Though these cues may appear visually annoying to the advanced reader (though much less so than Twain's example of 'simplified' spelling), consider, if you can, how mentally annoying it is to learn to read without such cues.

There are more cues possible, this is a starting set.  For example extending the width of a letter could cue the reader to the relative duration of its sound. Rotation or vertical centering could be substituted for spacing as an indicator of blend and spacing could be used for timing instead. The final visual variation styles for the cues should be the result of a collaborative effort which includes reading specialists, graphic artists, font designers and, of course, extensive learning and testing with developing readers.  However, as you can see from just these 3 examples the reduction in potential ambiguity is dramatic.  Because these cues are alphabet-general rather than letter-specific, the developing reader need only learn to recognize 3 kinds of cues, via immediately comprehendible variations in the appearance of the letters, to have the benefit of that reduction.
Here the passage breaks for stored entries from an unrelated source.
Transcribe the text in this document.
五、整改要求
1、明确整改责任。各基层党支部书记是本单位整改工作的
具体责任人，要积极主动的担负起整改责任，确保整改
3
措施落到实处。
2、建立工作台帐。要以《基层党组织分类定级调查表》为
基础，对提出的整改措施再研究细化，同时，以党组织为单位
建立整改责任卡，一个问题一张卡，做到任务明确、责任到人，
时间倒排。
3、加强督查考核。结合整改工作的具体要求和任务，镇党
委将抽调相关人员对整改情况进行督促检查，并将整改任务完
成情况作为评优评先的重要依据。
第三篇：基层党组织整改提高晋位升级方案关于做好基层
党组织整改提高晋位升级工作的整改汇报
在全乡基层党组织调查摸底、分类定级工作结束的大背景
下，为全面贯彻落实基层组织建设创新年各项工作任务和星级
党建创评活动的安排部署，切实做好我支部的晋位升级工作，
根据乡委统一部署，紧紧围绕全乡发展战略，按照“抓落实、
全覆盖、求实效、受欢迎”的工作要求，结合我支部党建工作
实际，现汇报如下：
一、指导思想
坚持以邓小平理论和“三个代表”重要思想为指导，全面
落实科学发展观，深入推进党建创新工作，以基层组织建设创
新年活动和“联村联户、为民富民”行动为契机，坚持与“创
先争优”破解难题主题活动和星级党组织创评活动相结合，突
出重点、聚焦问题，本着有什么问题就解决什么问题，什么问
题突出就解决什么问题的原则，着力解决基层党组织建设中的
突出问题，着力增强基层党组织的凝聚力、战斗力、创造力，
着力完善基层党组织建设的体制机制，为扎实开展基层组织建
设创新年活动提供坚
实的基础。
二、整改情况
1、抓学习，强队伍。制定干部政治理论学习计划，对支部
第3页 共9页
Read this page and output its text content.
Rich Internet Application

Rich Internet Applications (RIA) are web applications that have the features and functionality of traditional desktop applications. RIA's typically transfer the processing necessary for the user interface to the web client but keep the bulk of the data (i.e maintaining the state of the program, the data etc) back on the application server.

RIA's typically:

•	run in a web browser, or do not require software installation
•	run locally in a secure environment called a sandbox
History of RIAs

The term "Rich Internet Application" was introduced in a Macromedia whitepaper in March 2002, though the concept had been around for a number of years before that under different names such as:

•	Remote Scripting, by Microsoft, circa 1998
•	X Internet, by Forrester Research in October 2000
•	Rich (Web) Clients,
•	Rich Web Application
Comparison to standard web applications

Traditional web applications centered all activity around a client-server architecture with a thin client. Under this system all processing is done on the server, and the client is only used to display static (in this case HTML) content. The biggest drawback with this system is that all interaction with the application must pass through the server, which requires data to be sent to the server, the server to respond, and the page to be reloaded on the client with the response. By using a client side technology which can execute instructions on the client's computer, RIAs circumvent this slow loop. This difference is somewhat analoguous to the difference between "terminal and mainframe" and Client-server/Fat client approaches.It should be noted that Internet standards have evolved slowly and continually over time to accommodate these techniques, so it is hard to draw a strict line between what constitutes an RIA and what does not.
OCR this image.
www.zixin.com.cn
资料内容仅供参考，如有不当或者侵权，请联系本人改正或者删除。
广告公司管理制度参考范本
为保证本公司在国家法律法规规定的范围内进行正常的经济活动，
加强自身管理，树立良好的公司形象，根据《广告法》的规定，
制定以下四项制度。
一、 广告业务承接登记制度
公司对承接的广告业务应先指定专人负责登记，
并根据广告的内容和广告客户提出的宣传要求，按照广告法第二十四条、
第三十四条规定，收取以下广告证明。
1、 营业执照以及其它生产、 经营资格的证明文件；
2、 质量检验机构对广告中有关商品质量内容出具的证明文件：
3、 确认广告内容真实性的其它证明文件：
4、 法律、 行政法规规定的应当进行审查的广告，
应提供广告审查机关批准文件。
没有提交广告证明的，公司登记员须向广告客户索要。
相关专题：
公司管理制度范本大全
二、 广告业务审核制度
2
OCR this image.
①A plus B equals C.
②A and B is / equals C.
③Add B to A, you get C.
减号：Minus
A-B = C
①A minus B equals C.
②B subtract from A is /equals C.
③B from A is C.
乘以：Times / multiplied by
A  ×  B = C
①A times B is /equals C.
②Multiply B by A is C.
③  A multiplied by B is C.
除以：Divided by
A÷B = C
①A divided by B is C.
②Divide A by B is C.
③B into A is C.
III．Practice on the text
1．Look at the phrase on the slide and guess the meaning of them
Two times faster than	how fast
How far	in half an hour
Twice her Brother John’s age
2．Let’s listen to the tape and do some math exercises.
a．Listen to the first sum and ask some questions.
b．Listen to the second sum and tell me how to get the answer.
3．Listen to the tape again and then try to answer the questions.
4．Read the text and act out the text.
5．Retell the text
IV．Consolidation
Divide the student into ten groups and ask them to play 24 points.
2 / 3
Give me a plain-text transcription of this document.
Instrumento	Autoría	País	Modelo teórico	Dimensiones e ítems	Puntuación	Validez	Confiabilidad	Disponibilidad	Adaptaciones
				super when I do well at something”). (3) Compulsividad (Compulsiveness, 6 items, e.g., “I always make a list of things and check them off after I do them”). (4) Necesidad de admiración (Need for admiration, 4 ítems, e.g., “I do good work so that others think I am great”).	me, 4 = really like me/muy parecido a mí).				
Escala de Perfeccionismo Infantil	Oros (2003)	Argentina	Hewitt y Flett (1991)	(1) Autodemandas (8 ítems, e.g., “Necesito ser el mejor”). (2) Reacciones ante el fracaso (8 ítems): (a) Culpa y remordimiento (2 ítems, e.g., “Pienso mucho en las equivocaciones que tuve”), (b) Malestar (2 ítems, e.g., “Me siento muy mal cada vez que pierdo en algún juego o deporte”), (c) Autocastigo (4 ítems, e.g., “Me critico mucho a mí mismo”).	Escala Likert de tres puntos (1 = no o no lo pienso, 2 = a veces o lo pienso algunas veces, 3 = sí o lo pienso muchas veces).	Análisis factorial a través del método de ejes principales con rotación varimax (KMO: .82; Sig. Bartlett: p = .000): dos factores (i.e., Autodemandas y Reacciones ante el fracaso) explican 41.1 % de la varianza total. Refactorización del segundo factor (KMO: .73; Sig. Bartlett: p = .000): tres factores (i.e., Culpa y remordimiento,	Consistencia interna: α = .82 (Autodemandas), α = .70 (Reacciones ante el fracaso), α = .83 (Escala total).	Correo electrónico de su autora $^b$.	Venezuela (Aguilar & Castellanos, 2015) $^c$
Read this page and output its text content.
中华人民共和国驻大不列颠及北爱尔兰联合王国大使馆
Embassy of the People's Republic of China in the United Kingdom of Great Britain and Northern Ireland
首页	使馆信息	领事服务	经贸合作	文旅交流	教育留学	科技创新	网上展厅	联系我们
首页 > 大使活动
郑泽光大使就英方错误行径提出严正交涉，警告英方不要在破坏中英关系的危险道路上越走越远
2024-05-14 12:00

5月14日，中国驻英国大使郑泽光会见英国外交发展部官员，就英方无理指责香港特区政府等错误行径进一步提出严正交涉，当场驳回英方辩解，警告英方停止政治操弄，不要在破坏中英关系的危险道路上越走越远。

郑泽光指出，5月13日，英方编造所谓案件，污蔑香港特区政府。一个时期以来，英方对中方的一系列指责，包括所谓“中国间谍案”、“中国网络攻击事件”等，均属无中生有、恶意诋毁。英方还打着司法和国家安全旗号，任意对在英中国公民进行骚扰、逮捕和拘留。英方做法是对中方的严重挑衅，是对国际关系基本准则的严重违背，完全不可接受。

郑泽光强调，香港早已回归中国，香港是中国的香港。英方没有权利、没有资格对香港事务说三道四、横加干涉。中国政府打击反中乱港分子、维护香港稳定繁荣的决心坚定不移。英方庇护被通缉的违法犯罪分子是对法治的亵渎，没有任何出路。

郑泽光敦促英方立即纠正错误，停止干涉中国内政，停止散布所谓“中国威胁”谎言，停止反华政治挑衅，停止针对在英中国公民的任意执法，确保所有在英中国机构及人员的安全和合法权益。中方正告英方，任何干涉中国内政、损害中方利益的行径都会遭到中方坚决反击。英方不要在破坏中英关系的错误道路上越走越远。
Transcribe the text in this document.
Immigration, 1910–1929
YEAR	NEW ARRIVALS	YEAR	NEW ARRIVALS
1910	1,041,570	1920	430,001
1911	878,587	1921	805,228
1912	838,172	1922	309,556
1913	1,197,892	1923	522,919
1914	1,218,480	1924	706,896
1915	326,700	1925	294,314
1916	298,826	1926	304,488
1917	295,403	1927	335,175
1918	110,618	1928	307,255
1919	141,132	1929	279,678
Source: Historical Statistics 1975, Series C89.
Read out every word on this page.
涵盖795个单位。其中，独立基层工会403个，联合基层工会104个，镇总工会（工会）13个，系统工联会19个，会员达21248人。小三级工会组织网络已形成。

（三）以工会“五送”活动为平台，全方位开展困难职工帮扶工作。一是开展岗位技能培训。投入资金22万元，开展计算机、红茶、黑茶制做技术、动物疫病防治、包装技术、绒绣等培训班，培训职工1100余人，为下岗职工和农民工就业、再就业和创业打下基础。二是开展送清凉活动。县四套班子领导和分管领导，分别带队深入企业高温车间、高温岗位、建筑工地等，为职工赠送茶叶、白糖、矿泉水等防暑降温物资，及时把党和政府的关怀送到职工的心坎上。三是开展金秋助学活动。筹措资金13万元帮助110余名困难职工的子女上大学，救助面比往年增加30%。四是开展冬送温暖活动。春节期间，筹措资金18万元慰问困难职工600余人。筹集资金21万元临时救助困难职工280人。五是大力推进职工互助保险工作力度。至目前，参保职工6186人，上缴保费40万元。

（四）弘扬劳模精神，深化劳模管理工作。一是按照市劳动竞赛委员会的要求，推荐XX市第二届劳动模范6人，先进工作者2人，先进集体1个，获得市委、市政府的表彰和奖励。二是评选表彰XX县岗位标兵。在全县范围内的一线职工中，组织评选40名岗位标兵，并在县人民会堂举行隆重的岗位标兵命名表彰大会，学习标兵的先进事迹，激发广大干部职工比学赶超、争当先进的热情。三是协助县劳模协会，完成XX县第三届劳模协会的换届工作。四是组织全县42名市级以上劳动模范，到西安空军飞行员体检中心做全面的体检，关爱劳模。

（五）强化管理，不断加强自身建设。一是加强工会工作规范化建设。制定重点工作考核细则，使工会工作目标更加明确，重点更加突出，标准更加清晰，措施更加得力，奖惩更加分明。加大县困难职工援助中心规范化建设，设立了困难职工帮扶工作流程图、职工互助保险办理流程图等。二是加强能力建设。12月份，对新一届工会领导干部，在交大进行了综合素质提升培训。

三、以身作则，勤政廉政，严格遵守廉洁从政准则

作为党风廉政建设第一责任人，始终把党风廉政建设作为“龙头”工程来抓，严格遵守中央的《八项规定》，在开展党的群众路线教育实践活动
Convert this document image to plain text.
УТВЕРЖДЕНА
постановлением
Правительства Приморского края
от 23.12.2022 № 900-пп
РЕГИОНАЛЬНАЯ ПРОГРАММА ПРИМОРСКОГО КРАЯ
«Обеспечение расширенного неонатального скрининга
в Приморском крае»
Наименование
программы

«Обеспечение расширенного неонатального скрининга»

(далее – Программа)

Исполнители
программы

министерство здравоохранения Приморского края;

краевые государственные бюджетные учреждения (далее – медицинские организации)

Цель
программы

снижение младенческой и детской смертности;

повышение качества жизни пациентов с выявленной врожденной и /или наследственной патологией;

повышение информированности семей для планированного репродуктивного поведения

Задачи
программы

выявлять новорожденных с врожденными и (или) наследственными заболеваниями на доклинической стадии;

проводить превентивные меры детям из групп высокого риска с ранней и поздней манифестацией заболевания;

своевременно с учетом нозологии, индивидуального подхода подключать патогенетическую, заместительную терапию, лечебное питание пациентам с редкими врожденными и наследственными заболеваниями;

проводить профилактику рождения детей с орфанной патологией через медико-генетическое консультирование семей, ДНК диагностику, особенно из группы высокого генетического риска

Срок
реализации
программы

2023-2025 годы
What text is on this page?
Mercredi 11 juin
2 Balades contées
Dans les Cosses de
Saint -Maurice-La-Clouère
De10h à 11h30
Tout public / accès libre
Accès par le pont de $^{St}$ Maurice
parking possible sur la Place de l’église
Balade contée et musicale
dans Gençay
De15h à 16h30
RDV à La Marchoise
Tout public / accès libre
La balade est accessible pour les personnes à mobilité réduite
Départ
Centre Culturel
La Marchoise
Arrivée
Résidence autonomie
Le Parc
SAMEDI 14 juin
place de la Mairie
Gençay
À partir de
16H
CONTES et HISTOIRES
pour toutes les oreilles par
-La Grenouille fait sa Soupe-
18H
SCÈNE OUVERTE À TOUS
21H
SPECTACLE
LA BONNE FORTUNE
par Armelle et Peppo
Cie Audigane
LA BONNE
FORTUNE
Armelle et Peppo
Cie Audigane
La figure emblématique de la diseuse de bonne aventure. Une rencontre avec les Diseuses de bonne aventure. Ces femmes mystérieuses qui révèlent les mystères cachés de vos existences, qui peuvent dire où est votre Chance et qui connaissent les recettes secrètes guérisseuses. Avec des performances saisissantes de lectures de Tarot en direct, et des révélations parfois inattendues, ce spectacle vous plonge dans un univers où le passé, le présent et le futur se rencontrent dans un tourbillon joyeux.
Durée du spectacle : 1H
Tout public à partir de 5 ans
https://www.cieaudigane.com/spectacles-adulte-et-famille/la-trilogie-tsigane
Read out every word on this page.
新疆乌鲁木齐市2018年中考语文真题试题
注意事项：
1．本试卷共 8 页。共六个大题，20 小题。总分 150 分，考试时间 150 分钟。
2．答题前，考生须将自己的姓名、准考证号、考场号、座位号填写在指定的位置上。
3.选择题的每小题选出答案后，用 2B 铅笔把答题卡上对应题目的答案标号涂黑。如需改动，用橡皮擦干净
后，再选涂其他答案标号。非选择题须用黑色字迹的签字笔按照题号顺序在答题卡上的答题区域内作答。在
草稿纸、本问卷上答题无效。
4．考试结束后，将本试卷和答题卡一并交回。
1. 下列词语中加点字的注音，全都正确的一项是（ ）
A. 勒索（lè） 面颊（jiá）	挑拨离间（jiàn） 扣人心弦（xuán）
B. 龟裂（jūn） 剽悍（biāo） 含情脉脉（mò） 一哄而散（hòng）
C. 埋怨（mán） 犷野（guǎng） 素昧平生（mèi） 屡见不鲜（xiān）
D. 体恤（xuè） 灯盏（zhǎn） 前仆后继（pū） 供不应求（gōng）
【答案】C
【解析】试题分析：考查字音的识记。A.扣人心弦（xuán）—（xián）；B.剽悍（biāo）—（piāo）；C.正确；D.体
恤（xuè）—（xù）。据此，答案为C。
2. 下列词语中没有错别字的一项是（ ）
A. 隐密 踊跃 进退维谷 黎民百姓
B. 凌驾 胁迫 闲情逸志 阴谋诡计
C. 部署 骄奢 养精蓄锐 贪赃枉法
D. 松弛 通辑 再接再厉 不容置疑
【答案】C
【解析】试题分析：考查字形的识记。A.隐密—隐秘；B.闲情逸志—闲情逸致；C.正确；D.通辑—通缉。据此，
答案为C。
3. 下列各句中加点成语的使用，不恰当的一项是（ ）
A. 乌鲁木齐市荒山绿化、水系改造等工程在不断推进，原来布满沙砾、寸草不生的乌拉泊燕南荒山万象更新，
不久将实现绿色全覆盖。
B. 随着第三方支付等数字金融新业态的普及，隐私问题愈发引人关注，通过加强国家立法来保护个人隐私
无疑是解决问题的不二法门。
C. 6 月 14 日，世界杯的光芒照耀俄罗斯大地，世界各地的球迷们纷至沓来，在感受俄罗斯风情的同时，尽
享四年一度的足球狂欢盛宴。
The Software and Font Technology Involved

Conceptually, the technology involved is relatively straightforward. The first component is the "carrier" or shell that extends the font family to have the added capacity to store the alternate presentations for each character in a font. The second component is the "P-Cue presentation dictionary" which, like a spell checker in a standard word processor, scans the words in documents and looks them up in its database. When a word match is found, the P-Cue dictionary reads the character presentation variations (P-Cues) for the letters in the word and substitutes the P-Cued letters into the publication to match.

IN CLOSING

The examples I have put forth are placeholders.  There is significant work ahead to map the territory of letter-sound ambiguities and to determine which metaphors and variations of letter presentation will best serve different types of developing readers. With that said, I believe it is possible to develop a system of variations that will cue developing readers in ways that reduce the 'overhead' involved in reading by many times the 'overhead' involved in processing the cues.  Based on my preliminary and informal experiments with children, I am confident that, once fully developed as an overall system, this approach will dramatically simplify and speed up the process of learning to read.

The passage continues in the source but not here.